The report made him the first peer to be recommended for expulsion but he resigned before this could be implemented.
Ahmed was charged along with his two older brothers, Mohammed Farouq, 71, and Mohammed Tariq, 65, but both these men were deemed unfit to stand trial.
Farouq and Tariq faced charges of indecent assault in relation to the same boy that Ahmed abused and, also on Wednesday, the jury found that they did the acts alleged.
The conviction of Ahmed follows a tortuous prosecution, which included the halting of a previous trial by a judge who bemoaned the antiquity of the allegations.
But Judge Jeremy Richardson QC said his decision to stop the original trial in March was due to failings in disclosing evidence which had “sabotaged” the proceedings rather than his misgiving over the length of time that had elapsed.
At a hearing earlier in the prosecution, Judge Richardson had noted that some of the then alleged incidents happened in the late 1960s when Harold Wilson was prime minister, Lyndon Johnson was the US president and the Vietnam War was raging.
In March the judge took the unusual step of ordering a permanent stay on proceedings, bringing the prosecution to a close.
But the Crown Prosecution Service (CPS) appealed against this decision and it was overturned by the Court of Appeal in June, paving the way for the new trial.
Rosemary Ainslie, head of the CPS special crime division, said: “We asked the jury to dispassionately consider the evidence against each of these men and decide if they could be sure that our prosecution had proved they committed these crimes.
“By these verdicts the jury has clearly decided that no matter the delay between the offences and the trial, and the defences raised, they could be sure that the accounts of the victims were credible and true.
“One of these defendants held a position of power, influence and responsibility for some time in the House of Lords but this case clearly illustrates that where there is sufficient evidence, even in challenging cases, the CPS will bring a prosecution, put evidence before a jury and see rightful convictions.”

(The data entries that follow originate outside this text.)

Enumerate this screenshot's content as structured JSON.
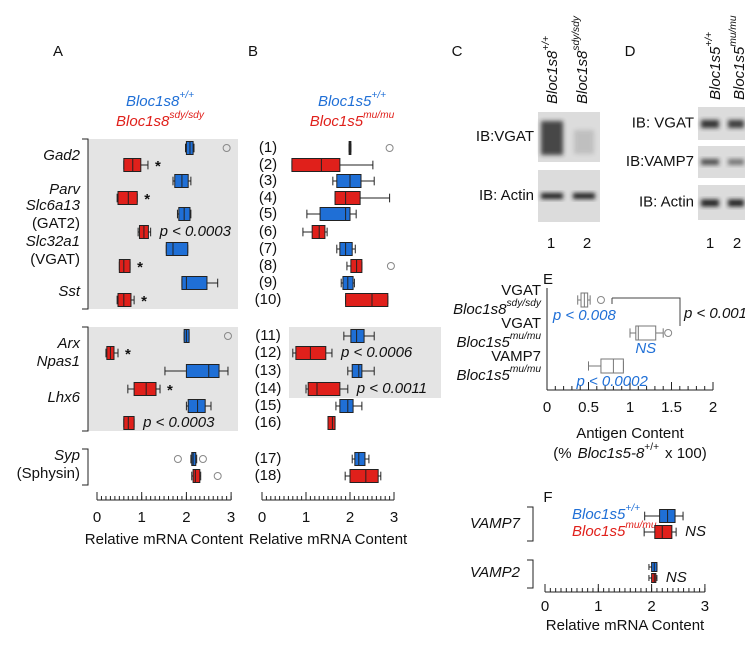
{
  "chart_data": [
    {
      "type": "box",
      "title": "A",
      "xlabel": "Relative mRNA Content",
      "xlim": [
        0,
        3
      ],
      "xticks": [
        0,
        1,
        2,
        3
      ],
      "categories": [
        "Gad2",
        "Parv",
        "Slc6a13",
        "Slc32a1",
        "Sst",
        "Arx",
        "Npas1",
        "Lhx6",
        "Syp"
      ],
      "category_notes": [
        null,
        null,
        "(GAT2)",
        "(VGAT)",
        null,
        null,
        null,
        null,
        "(Sphysin)"
      ],
      "series": [
        {
          "name": "Bloc1s8",
          "name_sup": "+/+",
          "color": "#1f6fd6",
          "boxes": [
            {
              "whislo": 1.98,
              "q1": 2.0,
              "med": 2.08,
              "q3": 2.15,
              "whishi": 2.17,
              "fliers": [
                2.9
              ]
            },
            {
              "whislo": 1.7,
              "q1": 1.74,
              "med": 1.9,
              "q3": 2.04,
              "whishi": 2.1
            },
            {
              "whislo": 1.8,
              "q1": 1.83,
              "med": 1.95,
              "q3": 2.08,
              "whishi": 2.1
            },
            {
              "whislo": 1.55,
              "q1": 1.55,
              "med": 1.7,
              "q3": 2.03,
              "whishi": 2.03
            },
            {
              "whislo": 1.9,
              "q1": 1.9,
              "med": 2.0,
              "q3": 2.46,
              "whishi": 2.7
            },
            {
              "whislo": 1.95,
              "q1": 1.95,
              "med": 2.0,
              "q3": 2.06,
              "whishi": 2.06,
              "fliers": [
                2.93
              ]
            },
            {
              "whislo": 1.52,
              "q1": 2.0,
              "med": 2.5,
              "q3": 2.73,
              "whishi": 2.93
            },
            {
              "whislo": 2.0,
              "q1": 2.04,
              "med": 2.25,
              "q3": 2.42,
              "whishi": 2.55
            },
            {
              "whislo": 2.1,
              "q1": 2.12,
              "med": 2.15,
              "q3": 2.21,
              "whishi": 2.23,
              "fliers": [
                1.81,
                2.37
              ]
            }
          ]
        },
        {
          "name": "Bloc1s8",
          "name_sup": "sdy/sdy",
          "color": "#e0201b",
          "boxes": [
            {
              "whislo": 0.6,
              "q1": 0.6,
              "med": 0.8,
              "q3": 0.98,
              "whishi": 1.14
            },
            {
              "whislo": 0.45,
              "q1": 0.47,
              "med": 0.7,
              "q3": 0.9,
              "whishi": 0.9
            },
            {
              "whislo": 0.92,
              "q1": 0.95,
              "med": 1.05,
              "q3": 1.15,
              "whishi": 1.2
            },
            {
              "whislo": 0.5,
              "q1": 0.5,
              "med": 0.6,
              "q3": 0.74,
              "whishi": 0.74
            },
            {
              "whislo": 0.45,
              "q1": 0.47,
              "med": 0.6,
              "q3": 0.76,
              "whishi": 0.83
            },
            {
              "whislo": 0.2,
              "q1": 0.22,
              "med": 0.3,
              "q3": 0.38,
              "whishi": 0.47
            },
            {
              "whislo": 0.69,
              "q1": 0.83,
              "med": 1.1,
              "q3": 1.32,
              "whishi": 1.41
            },
            {
              "whislo": 0.6,
              "q1": 0.6,
              "med": 0.7,
              "q3": 0.83,
              "whishi": 0.83
            },
            {
              "whislo": 2.12,
              "q1": 2.15,
              "med": 2.2,
              "q3": 2.3,
              "whishi": 2.32,
              "fliers": [
                2.7
              ]
            }
          ],
          "annotations": [
            "*",
            "*",
            "p < 0.0003",
            "*",
            "*",
            "*",
            "*",
            "p < 0.0003",
            null
          ]
        }
      ]
    },
    {
      "type": "box",
      "title": "B",
      "xlabel": "Relative mRNA Content",
      "xlim": [
        0,
        3
      ],
      "xticks": [
        0,
        1,
        2,
        3
      ],
      "row_labels": [
        "(1)",
        "(2)",
        "(3)",
        "(4)",
        "(5)",
        "(6)",
        "(7)",
        "(8)",
        "(9)",
        "(10)",
        "(11)",
        "(12)",
        "(13)",
        "(14)",
        "(15)",
        "(16)",
        "(17)",
        "(18)"
      ],
      "series": [
        {
          "name": "Bloc1s5",
          "name_sup": "+/+",
          "color": "#1f6fd6",
          "boxes": [
            {
              "whislo": 1.98,
              "q1": 1.98,
              "med": 2.0,
              "q3": 2.02,
              "whishi": 2.02,
              "fliers": [
                2.9
              ]
            },
            {
              "whislo": 1.61,
              "q1": 1.7,
              "med": 2.0,
              "q3": 2.25,
              "whishi": 2.55
            },
            {
              "whislo": 1.02,
              "q1": 1.32,
              "med": 1.9,
              "q3": 2.0,
              "whishi": 2.14
            },
            {
              "whislo": 1.7,
              "q1": 1.77,
              "med": 1.9,
              "q3": 2.05,
              "whishi": 2.12
            },
            {
              "whislo": 1.8,
              "q1": 1.84,
              "med": 1.95,
              "q3": 2.07,
              "whishi": 2.1
            },
            {
              "whislo": 1.86,
              "q1": 2.02,
              "med": 2.15,
              "q3": 2.32,
              "whishi": 2.55
            },
            {
              "whislo": 1.95,
              "q1": 2.05,
              "med": 2.2,
              "q3": 2.27,
              "whishi": 2.55
            },
            {
              "whislo": 1.68,
              "q1": 1.77,
              "med": 1.95,
              "q3": 2.07,
              "whishi": 2.27
            },
            {
              "whislo": 2.05,
              "q1": 2.11,
              "med": 2.2,
              "q3": 2.34,
              "whishi": 2.43
            }
          ]
        },
        {
          "name": "Bloc1s5",
          "name_sup": "mu/mu",
          "color": "#e0201b",
          "boxes": [
            {
              "whislo": 0.68,
              "q1": 0.68,
              "med": 1.35,
              "q3": 1.77,
              "whishi": 2.52
            },
            {
              "whislo": 1.66,
              "q1": 1.66,
              "med": 1.9,
              "q3": 2.23,
              "whishi": 2.9
            },
            {
              "whislo": 0.93,
              "q1": 1.14,
              "med": 1.3,
              "q3": 1.43,
              "whishi": 1.48
            },
            {
              "whislo": 1.93,
              "q1": 2.02,
              "med": 2.15,
              "q3": 2.27,
              "whishi": 2.27,
              "fliers": [
                2.93
              ]
            },
            {
              "whislo": 1.9,
              "q1": 1.9,
              "med": 2.5,
              "q3": 2.86,
              "whishi": 2.86
            },
            {
              "whislo": 0.7,
              "q1": 0.77,
              "med": 1.1,
              "q3": 1.45,
              "whishi": 1.59
            },
            {
              "whislo": 1.0,
              "q1": 1.05,
              "med": 1.25,
              "q3": 1.77,
              "whishi": 1.95
            },
            {
              "whislo": 1.5,
              "q1": 1.5,
              "med": 1.6,
              "q3": 1.66,
              "whishi": 1.66
            },
            {
              "whislo": 1.89,
              "q1": 2.0,
              "med": 2.36,
              "q3": 2.64,
              "whishi": 2.7
            }
          ],
          "annotations": [
            null,
            null,
            null,
            null,
            null,
            "p < 0.0006",
            "p < 0.0011",
            null,
            null
          ]
        }
      ]
    },
    {
      "type": "box",
      "title": "E",
      "xlabel": "Antigen Content",
      "xlabel_parts": [
        "(%",
        "Bloc1s5-8",
        "+/+",
        "x 100)"
      ],
      "xlim": [
        0,
        2
      ],
      "xticks": [
        0,
        0.5,
        1,
        1.5,
        2
      ],
      "categories": [
        "VGAT",
        "VGAT",
        "VAMP7"
      ],
      "subcategories": [
        "Bloc1s8",
        "Bloc1s5",
        "Bloc1s5"
      ],
      "subcategory_sups": [
        "sdy/sdy",
        "mu/mu",
        "mu/mu"
      ],
      "annotation_color": "#1f6fd6",
      "comparison": "p < 0.001",
      "series": [
        {
          "color": "#ffffff",
          "boxes": [
            {
              "whislo": 0.37,
              "q1": 0.41,
              "med": 0.45,
              "q3": 0.49,
              "whishi": 0.52,
              "fliers": [
                0.65
              ]
            },
            {
              "whislo": 1.0,
              "q1": 1.07,
              "med": 1.1,
              "q3": 1.31,
              "whishi": 1.4,
              "fliers": [
                1.46
              ]
            },
            {
              "whislo": 0.5,
              "q1": 0.65,
              "med": 0.8,
              "q3": 0.92,
              "whishi": 0.92
            }
          ],
          "annotations": [
            "p < 0.008",
            "NS",
            "p < 0.0002"
          ]
        }
      ]
    },
    {
      "type": "box",
      "title": "F",
      "xlabel": "Relative mRNA Content",
      "xlim": [
        0,
        3
      ],
      "xticks": [
        0,
        1,
        2,
        3
      ],
      "categories": [
        "VAMP7",
        "VAMP2"
      ],
      "series": [
        {
          "name": "Bloc1s5",
          "name_sup": "+/+",
          "color": "#1f6fd6",
          "boxes": [
            {
              "whislo": 1.87,
              "q1": 2.15,
              "med": 2.3,
              "q3": 2.44,
              "whishi": 2.59
            },
            {
              "whislo": 1.95,
              "q1": 2.0,
              "med": 2.05,
              "q3": 2.1,
              "whishi": 2.1
            }
          ]
        },
        {
          "name": "Bloc1s5",
          "name_sup": "mu/mu",
          "color": "#e0201b",
          "boxes": [
            {
              "whislo": 1.86,
              "q1": 2.06,
              "med": 2.2,
              "q3": 2.38,
              "whishi": 2.46
            },
            {
              "whislo": 1.95,
              "q1": 2.0,
              "med": 2.05,
              "q3": 2.08,
              "whishi": 2.1
            }
          ],
          "annotations": [
            "NS",
            "NS"
          ]
        }
      ]
    }
  ],
  "blots": [
    {
      "title": "C",
      "lanes": [
        {
          "name": "Bloc1s8",
          "sup": "+/+"
        },
        {
          "name": "Bloc1s8",
          "sup": "sdy/sdy"
        }
      ],
      "rows": [
        "IB:VGAT",
        "IB: Actin"
      ],
      "lane_numbers": [
        "1",
        "2"
      ]
    },
    {
      "title": "D",
      "lanes": [
        {
          "name": "Bloc1s5",
          "sup": "+/+"
        },
        {
          "name": "Bloc1s5",
          "sup": "mu/mu"
        }
      ],
      "rows": [
        "IB: VGAT",
        "IB:VAMP7",
        "IB: Actin"
      ],
      "lane_numbers": [
        "1",
        "2"
      ]
    }
  ]
}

Ms Ainslie added: “The case also gives an insight into the challenges police and prosecutors face in dealing with huge amounts of information arising from an investigation, and disclosing it properly to the defence to allow a fair trial.
“Disclosure failures should not happen.
“But the case also shows our determination to admit problems, overcome them and pursue the case, and the court’s ability to ensure the defendants receive a fair trial and their victims see justice.”
The judge, Mr Justice Lavender, bailed Ahmed to appear at the same court for sentencing on February 4.